It was inevitable. Fueled to a large degree by worst-case scenarios, the CFPB has been carping about the markup on F&I products for some time. NADA’s timely response was the recent release of its Voluntary Protection Products Dealership Policy, a part of its Driven Management Series. No question, equitable customer treatment remains the universal top priority.
Still, the timing couldn’t be worse. Vehicle sales are tepid at best; the increase in the cost of credit leaves fewer car payment dollars available for owner protection products.
If the intent is to serve the greater good, then it is incumbent upon those engaged in vehicle funding and owner protection product marketing – certainly funding sources who also offer voluntary protection products – to proactively implement the action necessary for themselves and their dealer clients to capitalize on the new marketing parameters. Some timely tips:
1. Conduct aftermarket product reassessments in every account. Faced with the threat of reduced F&I income, dealers will be open to innovative ways to recoup the lost revenue. This creates an opportunity to not only reevaluate the products you are currently providing, but those supplied by your competitors. Since volume is driven by both price and benefits, your objective is to identify cost-effective, feature laden alternatives that will work in the account. If you’re lucky – you’ll find some with greater value than those provided by a competitor offering similar products in the same store.
2. Capitalize on the available technology and current customer demographics to pre-sell aftermarket products. Research shows that the longest period of customer downtime occurs during the transfer from sales to F&I. I would program some tablets with the benefits of aftermarket products offered by the store. No prices are posted; it’s an information and customer-preference tool.
The salesperson hands the customer a tablet after he signs the buyer’s order. In the interim, the customer reviews what’s available, noting his interest in learning more about a product or service. The F&I person collects the tablets at the T.O. and is alerted to the products of interest. It is Millennial and Gen Xer friendly.

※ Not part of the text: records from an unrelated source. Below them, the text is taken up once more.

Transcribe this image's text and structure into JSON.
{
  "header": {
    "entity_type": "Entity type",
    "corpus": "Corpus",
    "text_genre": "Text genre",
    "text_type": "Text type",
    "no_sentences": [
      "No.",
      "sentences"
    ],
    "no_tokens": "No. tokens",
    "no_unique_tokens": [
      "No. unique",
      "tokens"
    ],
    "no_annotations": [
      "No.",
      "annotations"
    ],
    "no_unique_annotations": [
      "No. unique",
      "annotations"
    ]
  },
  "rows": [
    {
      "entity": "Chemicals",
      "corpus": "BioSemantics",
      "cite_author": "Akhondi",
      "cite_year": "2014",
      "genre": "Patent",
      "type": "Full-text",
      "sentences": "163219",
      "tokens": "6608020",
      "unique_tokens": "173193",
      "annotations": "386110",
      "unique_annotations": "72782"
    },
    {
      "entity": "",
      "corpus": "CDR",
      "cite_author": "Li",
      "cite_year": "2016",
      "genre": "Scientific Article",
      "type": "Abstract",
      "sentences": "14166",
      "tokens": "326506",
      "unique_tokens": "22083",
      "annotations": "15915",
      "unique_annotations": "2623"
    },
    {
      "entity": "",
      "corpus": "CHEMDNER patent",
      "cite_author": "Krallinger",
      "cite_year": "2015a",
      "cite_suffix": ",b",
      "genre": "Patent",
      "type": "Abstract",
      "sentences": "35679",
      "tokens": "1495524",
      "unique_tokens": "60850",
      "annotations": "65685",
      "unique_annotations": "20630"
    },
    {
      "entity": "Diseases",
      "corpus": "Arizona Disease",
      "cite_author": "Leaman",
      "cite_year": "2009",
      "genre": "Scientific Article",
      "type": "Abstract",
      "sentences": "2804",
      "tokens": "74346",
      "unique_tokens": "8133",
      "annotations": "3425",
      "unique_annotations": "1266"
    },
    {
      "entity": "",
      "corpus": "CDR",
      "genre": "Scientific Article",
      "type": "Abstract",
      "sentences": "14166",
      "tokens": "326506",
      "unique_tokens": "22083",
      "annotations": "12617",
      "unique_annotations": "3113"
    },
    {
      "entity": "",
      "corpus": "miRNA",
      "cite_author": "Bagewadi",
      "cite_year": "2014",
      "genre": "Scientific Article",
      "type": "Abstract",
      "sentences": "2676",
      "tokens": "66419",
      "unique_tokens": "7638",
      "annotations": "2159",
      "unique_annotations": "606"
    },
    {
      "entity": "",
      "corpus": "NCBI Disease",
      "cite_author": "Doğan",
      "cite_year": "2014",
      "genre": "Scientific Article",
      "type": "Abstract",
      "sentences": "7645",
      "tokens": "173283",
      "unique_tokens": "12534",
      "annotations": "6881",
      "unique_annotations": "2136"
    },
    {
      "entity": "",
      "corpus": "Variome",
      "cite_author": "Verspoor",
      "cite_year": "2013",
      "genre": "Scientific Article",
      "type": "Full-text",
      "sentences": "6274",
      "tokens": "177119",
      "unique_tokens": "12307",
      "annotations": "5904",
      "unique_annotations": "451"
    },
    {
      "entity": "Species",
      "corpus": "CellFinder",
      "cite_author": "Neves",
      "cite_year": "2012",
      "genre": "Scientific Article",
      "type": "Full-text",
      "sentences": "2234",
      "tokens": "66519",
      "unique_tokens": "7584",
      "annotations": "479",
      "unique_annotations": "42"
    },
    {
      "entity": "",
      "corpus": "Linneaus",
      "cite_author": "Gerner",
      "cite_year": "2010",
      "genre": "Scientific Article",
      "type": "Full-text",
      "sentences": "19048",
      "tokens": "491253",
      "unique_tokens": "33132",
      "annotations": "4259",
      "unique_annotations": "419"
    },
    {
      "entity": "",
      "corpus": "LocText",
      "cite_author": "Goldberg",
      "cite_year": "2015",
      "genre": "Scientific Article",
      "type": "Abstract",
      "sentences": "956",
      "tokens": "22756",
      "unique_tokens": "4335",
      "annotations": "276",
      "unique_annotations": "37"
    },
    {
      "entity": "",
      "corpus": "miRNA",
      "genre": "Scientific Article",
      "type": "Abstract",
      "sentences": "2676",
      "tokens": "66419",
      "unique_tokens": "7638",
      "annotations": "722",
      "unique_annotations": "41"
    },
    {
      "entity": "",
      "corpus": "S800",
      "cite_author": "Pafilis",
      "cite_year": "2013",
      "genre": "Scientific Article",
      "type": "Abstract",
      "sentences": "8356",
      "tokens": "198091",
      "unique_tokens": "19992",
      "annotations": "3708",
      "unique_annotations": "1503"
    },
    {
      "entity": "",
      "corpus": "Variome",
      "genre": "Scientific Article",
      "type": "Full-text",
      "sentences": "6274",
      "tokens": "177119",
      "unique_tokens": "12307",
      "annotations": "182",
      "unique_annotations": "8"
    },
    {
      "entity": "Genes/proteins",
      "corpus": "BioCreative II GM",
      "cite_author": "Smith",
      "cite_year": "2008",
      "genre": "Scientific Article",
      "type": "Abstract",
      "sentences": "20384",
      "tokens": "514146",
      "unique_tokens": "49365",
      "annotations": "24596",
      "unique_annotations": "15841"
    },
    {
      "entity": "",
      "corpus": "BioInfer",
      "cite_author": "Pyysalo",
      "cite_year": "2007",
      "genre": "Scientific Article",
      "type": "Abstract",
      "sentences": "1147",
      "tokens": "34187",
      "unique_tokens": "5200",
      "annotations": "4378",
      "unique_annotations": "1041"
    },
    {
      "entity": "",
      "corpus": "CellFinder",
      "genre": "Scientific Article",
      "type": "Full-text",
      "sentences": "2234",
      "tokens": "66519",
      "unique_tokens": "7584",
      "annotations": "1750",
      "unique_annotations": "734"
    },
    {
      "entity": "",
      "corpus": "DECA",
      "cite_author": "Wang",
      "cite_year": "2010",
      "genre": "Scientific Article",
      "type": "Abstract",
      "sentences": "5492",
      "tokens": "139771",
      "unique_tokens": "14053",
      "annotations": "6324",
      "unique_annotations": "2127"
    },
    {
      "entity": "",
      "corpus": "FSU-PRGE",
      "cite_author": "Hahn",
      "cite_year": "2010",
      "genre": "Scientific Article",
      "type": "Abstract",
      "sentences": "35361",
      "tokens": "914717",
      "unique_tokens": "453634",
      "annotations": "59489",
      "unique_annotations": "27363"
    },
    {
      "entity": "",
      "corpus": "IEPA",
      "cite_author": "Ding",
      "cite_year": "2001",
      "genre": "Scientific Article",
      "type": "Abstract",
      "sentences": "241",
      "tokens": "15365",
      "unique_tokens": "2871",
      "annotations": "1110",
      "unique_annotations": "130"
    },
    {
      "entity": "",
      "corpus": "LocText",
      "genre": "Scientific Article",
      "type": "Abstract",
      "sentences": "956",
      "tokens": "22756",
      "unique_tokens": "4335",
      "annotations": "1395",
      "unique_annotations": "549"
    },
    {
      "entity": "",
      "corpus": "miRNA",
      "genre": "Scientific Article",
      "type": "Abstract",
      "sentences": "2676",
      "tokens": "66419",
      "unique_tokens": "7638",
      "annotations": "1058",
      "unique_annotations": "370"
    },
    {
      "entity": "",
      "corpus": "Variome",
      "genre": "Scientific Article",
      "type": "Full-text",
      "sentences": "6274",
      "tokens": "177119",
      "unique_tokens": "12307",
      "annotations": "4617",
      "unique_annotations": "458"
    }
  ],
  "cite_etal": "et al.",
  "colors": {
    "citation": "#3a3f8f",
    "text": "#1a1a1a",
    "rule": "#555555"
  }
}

3. Increase the major component coverage VSC deductibles. If I were still in the VSC administration business, I’d increase the deductible amounts to $500 and $750, if it would allow me to reduce the wholesale price of the impacted plans. The increase is in sync with inflation and should reduce both the claim frequency and loss costs. A lower purchase price to the customer should generate a few more sales each month.
4. Launch sponsored in-store aftermarket product contests with the emphasis on number of units sold. The Chicken Little “the sky is falling” syndrome affects all of us. Properly constructed contests of sufficient duration can effectively and positively modify behavior.
If in the future, consumers pay less for their owner protection coverage – which in turn allows more consumers to opt for the programs – the consumers, regulators and F&I cadre will be happy – and the dealers will smile all the way the bank.